A physician, hospital, or healthcare facility is not required to release a patient’s medical information except (a) when authorized by the patient, (b) when required by court order or subpoena, or (c) when the patient has placed their treatment/injury at issue in the case.

43
Q

Evidence of Subsequent Remedial Measures

A

Evidence of subsequent remedial measures is not admissible to prove

  • Negligence
  • Culpable conduct

However, evidence of subsequent remedial measures is admissible to prove:

  • Product liability of a manufacturer
44
Q

Pretrial Disclosures Deadline

A

The prosecutor or a party in a civil case need only disclose any required evidence to the defendant ten days before trial.

45
Q

Under Georgia law, are a child’s statements about abuse hearsay?

A

No. A statement by a child under the age of 16 years that describes sexual contact or physical abuse is admissible through the testimony of the person to whom the statement was made.

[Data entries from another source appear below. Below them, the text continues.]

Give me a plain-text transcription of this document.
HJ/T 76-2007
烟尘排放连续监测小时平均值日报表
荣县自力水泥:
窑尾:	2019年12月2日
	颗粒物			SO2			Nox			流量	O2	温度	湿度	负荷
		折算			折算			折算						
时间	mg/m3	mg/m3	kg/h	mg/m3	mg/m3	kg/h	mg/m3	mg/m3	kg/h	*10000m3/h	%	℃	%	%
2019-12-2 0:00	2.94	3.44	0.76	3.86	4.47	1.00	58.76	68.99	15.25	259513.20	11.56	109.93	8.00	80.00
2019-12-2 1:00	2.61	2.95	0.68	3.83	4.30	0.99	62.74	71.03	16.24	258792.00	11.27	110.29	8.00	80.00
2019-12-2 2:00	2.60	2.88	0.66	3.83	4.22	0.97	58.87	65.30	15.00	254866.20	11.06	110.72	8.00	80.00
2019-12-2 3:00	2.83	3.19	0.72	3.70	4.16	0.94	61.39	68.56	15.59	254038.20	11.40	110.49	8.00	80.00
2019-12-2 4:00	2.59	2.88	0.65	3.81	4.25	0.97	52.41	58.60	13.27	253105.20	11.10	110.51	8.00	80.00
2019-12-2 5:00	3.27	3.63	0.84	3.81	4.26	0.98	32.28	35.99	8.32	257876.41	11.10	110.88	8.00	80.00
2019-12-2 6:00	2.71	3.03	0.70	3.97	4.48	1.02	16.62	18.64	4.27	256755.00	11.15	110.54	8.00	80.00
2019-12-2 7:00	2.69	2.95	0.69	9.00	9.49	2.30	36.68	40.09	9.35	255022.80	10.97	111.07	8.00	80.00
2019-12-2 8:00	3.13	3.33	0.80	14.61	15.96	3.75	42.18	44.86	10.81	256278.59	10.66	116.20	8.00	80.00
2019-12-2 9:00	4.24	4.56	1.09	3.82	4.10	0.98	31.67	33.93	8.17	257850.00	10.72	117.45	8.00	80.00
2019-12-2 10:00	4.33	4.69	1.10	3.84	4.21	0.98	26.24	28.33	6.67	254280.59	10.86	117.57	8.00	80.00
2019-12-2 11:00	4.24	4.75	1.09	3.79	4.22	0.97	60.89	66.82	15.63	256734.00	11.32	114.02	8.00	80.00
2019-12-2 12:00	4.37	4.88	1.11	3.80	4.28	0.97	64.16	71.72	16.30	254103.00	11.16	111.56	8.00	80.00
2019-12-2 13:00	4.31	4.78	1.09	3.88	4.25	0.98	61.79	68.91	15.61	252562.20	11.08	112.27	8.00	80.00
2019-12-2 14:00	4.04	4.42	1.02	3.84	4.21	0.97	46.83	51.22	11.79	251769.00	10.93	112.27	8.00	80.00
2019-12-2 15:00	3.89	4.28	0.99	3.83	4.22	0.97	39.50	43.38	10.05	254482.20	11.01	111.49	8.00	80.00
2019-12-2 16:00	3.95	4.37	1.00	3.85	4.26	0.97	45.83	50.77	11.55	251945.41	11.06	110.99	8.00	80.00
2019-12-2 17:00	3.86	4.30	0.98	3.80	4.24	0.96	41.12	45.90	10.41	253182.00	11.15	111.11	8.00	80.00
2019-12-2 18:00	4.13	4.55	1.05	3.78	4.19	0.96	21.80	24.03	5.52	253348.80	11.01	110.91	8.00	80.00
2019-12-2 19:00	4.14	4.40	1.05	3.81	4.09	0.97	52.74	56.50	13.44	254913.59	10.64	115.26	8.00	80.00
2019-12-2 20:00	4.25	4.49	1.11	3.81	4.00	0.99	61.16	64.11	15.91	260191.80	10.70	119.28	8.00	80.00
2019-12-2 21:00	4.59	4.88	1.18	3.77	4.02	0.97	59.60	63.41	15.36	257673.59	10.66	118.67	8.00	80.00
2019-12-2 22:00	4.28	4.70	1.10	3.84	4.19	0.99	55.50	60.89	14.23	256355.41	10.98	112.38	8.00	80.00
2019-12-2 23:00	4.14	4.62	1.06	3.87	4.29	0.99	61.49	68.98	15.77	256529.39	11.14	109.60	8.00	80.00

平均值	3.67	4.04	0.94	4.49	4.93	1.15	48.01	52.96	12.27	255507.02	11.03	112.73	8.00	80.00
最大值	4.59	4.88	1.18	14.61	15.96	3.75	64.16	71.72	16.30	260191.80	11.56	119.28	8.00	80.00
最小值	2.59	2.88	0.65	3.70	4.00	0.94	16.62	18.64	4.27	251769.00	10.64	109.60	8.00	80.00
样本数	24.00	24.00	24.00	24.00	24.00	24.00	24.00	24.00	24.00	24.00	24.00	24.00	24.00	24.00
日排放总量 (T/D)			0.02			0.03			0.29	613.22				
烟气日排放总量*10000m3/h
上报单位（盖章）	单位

The adverse party must be given pretrial notice, the child must testify at trial (unless this is waived), and the person to whom the statement was made must be subject to cross-examination.

46
Q

Dying Declaration

A

Hearsay exception when:
1. The declarant is unavailable.
2. The statement is made under the reasonable belief that the declarant’s death is imminent or impending.
2. The statement is concerning the cicrcumstances or cause of their death.

47
Q

Present Sense Impression

A

A present sense impression which describes an event while the declarant is perceiving it is a hearsay exception, regardless of if the declarant is available.

48
Q

Statement against Pecuniary, Penal, or Proprietary Interest

A

Admissible as a hearsay exception where the declarant is unavailable, since such a statement is not likely to have been said if it were not true.

49
Q

Statements by a Co-Conspirator

A

Statements by a co-conspirator made in furtherance of the conspiracy is not hearsay when offered against an opposing party.

50
Q

Prior Inconsistent Statements

A

In Georgia, prior inconsistent statements are admissible both for impeachment and as substantive evidence as long as the witness is available for cross examination.

51
Q

Motion to Recuse

A

A judge can hear a motion to recuse if they believe that they can reasonably determine whether the motion lacks factual support and are unbiased as to the basis of the motion.

DURING TRIAL, a judge cannot comment on the merits of the case or the defendant’s guilty, innocence, or character.

AFTER VERDICT, the judge has more latitude.

Recusal is appropriate only where the judge has a bias against a party or other conflict of interest.